L’épidémie d’Ebola en RDC franchit un nouveau seuil avec 282 cas confirmés recensés par les autorités sanitaires congolaises. Le foyer principal reste concentré dans la province de l’Ituri, territoire enclavé du nord-est où les équipes de riposte se heurtent à des conditions logistiques exigeantes. La résurgence du virus place une fois encore le pays au centre des préoccupations régionales en matière de sécurité sanitaire.
L’Ituri, épicentre persistant de la flambée
Plusieurs zones de santé de l’Ituri concentrent la majorité des cas notifiés depuis le début de la flambée. Cette province, déjà éprouvée par des années d’insécurité liée à l’activité de groupes armés, présente un terrain défavorable au déploiement rapide des équipes médicales. Les difficultés d’accès routier, la dispersion des populations et la défiance d’une partie des communautés envers les dispositifs sanitaires ralentissent la détection précoce et la prise en charge des patients.
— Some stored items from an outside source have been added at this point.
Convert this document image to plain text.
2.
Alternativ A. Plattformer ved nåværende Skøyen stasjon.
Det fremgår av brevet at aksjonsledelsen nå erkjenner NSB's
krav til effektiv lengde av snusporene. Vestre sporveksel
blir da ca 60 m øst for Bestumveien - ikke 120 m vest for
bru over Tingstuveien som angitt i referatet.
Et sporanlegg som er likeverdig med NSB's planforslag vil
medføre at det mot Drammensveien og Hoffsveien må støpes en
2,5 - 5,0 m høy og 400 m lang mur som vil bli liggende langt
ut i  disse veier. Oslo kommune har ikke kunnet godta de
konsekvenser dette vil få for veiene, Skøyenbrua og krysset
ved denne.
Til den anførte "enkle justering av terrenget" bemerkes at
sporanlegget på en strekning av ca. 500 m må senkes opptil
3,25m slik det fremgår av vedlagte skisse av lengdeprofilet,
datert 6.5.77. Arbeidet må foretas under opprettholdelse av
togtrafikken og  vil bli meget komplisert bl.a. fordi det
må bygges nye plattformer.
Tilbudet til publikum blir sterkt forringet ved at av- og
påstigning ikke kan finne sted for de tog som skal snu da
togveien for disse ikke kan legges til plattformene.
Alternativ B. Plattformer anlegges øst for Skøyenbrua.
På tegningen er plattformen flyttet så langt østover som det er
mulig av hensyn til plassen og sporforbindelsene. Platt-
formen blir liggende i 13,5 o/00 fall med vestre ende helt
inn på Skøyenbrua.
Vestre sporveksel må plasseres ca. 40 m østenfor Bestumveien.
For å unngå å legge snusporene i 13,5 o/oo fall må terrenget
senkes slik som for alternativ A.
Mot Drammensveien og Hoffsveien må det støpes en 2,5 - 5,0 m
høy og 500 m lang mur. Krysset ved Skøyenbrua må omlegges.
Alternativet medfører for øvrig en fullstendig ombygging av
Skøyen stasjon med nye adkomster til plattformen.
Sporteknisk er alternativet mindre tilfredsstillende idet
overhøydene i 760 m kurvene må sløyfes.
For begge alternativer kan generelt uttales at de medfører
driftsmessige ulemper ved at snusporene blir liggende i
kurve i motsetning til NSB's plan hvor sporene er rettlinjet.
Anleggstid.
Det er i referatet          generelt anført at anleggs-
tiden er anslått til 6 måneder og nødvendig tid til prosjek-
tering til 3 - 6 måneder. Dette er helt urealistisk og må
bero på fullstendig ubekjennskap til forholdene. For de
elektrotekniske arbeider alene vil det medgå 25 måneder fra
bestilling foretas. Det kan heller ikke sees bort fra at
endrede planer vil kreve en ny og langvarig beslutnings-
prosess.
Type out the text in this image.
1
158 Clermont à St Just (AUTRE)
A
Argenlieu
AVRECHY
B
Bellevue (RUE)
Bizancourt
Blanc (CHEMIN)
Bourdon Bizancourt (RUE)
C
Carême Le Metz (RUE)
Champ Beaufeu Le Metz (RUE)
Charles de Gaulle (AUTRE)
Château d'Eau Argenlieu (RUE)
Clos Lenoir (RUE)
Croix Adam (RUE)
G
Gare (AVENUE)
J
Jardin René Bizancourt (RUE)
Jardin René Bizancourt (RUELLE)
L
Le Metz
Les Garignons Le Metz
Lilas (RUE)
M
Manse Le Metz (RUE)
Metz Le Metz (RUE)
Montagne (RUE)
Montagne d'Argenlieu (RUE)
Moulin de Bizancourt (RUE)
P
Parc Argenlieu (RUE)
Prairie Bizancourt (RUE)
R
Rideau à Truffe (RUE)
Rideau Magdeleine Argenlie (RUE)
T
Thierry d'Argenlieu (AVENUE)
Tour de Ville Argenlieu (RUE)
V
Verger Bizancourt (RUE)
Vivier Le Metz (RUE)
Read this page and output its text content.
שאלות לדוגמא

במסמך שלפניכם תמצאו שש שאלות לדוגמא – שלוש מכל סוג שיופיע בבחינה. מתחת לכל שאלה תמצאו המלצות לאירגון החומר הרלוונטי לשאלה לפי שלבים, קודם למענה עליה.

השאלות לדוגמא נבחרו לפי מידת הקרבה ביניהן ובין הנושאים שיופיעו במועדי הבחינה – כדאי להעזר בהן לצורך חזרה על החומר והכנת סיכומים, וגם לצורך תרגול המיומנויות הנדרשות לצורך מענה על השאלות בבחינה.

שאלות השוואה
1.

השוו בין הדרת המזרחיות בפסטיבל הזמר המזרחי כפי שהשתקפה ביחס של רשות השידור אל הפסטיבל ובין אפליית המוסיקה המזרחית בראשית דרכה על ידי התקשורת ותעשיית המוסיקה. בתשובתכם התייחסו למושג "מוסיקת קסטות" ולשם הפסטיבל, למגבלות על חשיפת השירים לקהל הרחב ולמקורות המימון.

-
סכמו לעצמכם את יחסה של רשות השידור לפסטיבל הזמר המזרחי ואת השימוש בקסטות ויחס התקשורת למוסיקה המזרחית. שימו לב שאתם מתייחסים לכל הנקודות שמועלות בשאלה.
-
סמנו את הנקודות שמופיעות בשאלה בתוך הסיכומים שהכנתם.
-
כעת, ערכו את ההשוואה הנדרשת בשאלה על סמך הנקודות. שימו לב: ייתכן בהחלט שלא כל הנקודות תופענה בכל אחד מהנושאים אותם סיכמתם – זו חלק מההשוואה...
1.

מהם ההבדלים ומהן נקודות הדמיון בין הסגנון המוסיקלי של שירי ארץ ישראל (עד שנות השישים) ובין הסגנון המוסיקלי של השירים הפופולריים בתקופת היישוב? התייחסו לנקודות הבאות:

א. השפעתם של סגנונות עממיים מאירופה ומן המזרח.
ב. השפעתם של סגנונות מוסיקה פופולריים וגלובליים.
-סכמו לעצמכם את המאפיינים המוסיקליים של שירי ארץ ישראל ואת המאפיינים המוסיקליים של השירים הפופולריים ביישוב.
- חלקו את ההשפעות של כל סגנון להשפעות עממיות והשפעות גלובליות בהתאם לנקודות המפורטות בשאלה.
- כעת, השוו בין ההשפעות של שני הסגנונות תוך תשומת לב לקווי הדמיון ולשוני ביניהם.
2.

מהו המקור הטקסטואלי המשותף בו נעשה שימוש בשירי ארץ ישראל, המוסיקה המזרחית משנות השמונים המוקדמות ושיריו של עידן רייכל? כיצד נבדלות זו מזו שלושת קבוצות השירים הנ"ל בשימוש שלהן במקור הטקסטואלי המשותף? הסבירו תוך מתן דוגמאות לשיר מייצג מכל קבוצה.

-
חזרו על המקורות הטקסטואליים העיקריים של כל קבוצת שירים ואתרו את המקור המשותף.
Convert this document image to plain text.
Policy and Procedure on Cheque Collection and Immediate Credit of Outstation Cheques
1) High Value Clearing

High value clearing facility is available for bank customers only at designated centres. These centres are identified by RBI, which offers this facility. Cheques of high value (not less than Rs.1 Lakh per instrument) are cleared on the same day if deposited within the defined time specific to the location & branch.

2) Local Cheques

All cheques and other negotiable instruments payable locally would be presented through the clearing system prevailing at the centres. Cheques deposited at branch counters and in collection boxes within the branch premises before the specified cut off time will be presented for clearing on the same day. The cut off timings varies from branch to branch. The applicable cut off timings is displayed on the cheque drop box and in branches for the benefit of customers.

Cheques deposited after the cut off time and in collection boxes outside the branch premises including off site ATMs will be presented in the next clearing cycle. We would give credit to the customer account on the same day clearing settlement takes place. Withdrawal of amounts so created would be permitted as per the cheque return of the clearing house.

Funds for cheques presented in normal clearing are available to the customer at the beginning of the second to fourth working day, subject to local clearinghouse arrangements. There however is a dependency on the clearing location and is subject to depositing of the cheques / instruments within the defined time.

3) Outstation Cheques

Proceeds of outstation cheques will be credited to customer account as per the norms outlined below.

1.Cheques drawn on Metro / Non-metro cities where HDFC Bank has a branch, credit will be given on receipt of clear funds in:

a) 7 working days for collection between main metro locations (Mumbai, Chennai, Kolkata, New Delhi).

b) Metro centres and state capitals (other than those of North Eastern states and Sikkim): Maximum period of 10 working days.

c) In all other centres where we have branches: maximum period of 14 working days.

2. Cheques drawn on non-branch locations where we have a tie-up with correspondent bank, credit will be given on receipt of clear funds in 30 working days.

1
La maladie à virus Ebola, fièvre hémorragique au taux de létalité élevé, exige une réactivité maximale dès la confirmation des premiers cas. Or, dans cette région frontalière de l’Ouganda et du Soudan du Sud, la circulation transfrontalière des personnes accentue le risque de propagation au-delà des limites administratives congolaises. Les autorités sanitaires de Kinshasa coordonnent leurs efforts avec les agences spécialisées pour endiguer la chaîne de transmission.
Une riposte sous tension logistique et sécuritaire
Le ministère congolais de la Santé publique a activé les mécanismes classiques de riposte : recherche active des contacts, vaccination ciblée, déploiement de centres de traitement et campagnes de sensibilisation communautaire. La RDC dispose d’une expérience consolidée face au virus, ayant déjà affronté une quinzaine de flambées depuis 1976, année de l’identification du pathogène sur les rives de la rivière Ebola. Cette mémoire opérationnelle constitue un atout, mais ne dispense pas d’une mobilisation rapide des ressources humaines et matérielles.
L’Organisation mondiale de la santé (OMS) accompagne le dispositif national, en lien avec les organisations non gouvernementales présentes sur le terrain. Le vaccin rVSV-ZEBOV, dont l’efficacité a été démontrée lors des précédentes épidémies congolaises, est de nouveau déployé selon la stratégie en anneau autour des cas confirmés. Cette approche vise à immuniser les contacts directs et les contacts de contacts, ainsi que les personnels soignants exposés.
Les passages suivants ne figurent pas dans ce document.